World’s 25 million displaced people pose toughest challenge for aid efforts – UN official

10 February 2006
Dennis McNamara

Ousted from their homes by violence and conflict, the 25 million people living in limbo within the borders of their own nations remain the toughest assignment for the humanitarian community, a senior United Nations relief official said today.

“This is the most under-addressed humanitarian challenge,” said Dennis McNamara, Special Advisor to the UN Emergency Relief Coordinator, referring to internally displaced people (IDP) around the world, including more than 12 million in Africa.

At a press briefing held at UN Headquarters today, he labelled the situation a global tragedy that struck mostly women and children and impacted the “poorest of the poor.” These people frequently have no basic rights or protection and no dedicated UN agency or convention to protect them from assaults, killings, rapes and other traumas.
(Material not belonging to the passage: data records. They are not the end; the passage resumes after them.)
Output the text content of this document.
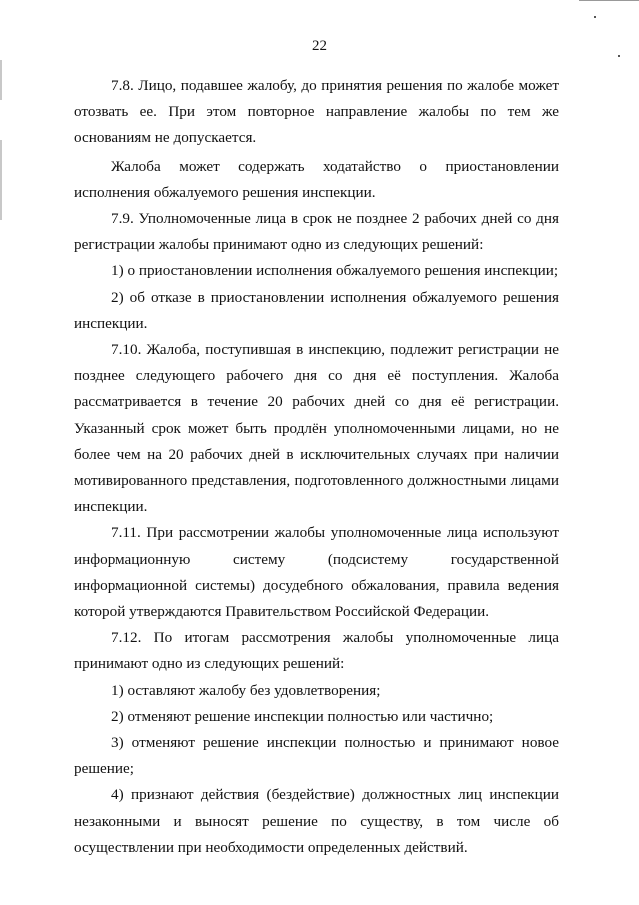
22

7.8. Лицо, подавшее жалобу, до принятия решения по жалобе может отозвать ее. При этом повторное направление жалобы по тем же основаниям не допускается.

Жалоба может содержать ходатайство о приостановлении исполнения обжалуемого решения инспекции.

7.9. Уполномоченные лица в срок не позднее 2 рабочих дней со дня регистрации жалобы принимают одно из следующих решений:

1) о приостановлении исполнения обжалуемого решения инспекции;

2) об отказе в приостановлении исполнения обжалуемого решения инспекции.

7.10. Жалоба, поступившая в инспекцию, подлежит регистрации не позднее следующего рабочего дня со дня её поступления. Жалоба рассматривается в течение 20 рабочих дней со дня её регистрации. Указанный срок может быть продлён уполномоченными лицами, но не более чем на 20 рабочих дней в исключительных случаях при наличии мотивированного представления, подготовленного должностными лицами инспекции.

7.11. При рассмотрении жалобы уполномоченные лица используют информационную систему (подсистему государственной информационной системы) досудебного обжалования, правила ведения которой утверждаются Правительством Российской Федерации.

7.12. По итогам рассмотрения жалобы уполномоченные лица принимают одно из следующих решений:

1) оставляют жалобу без удовлетворения;

2) отменяют решение инспекции полностью или частично;

3) отменяют решение инспекции полностью и принимают новое решение;

4) признают действия (бездействие) должностных лиц инспекции незаконными и выносят решение по существу, в том числе об осуществлении при необходимости определенных действий.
Mr. McNamara said humanitarian assistance is relatively easy to deliver, but it does not address basic problems that often plague affected countries, including widespread government corruption, prolonged conflicts, arms sales and high unemployment rates among young people.

“Pop concerts are useful and helpful, but they don’t try and address the fundamental issues,” he said, referring to concerts held by rock stars in recent years to raise money for hungry children in Africa. Instead, he urged world leaders and humanitarian officials to adopt a “holistic, comprehensive, long-term approach to break the cycle of conflict and displacement.”

In the absence of a more comprehensive response, this problem “will not go away,” warned Mr. McNamara, who assumed his post as Director of the Internal Displacement Division when it was created on 1 July 2004.

He said the international media often does not cover the sustained conflicts in Africa. The clash in the Democratic Republic of the Congo (DRC), for example, produces 38,000 deaths, directly or indirectly, each month, he said. An unprecedented 3.9 million people have died in the conflict. “This tragedy is not getting the attention it deserves,” he added.

In a presentation delivered in Nairobi late last month, Mr. McNamara said the gain achieved by peacekeeping operations are being squandered as international and local governments fail to invest in development programmes that will stabilize a country after a conflict has ended.

Political support, mediation and recovery efforts that help create livelihoods for people are also necessary to rebuild communities torn apart by conflict, he said.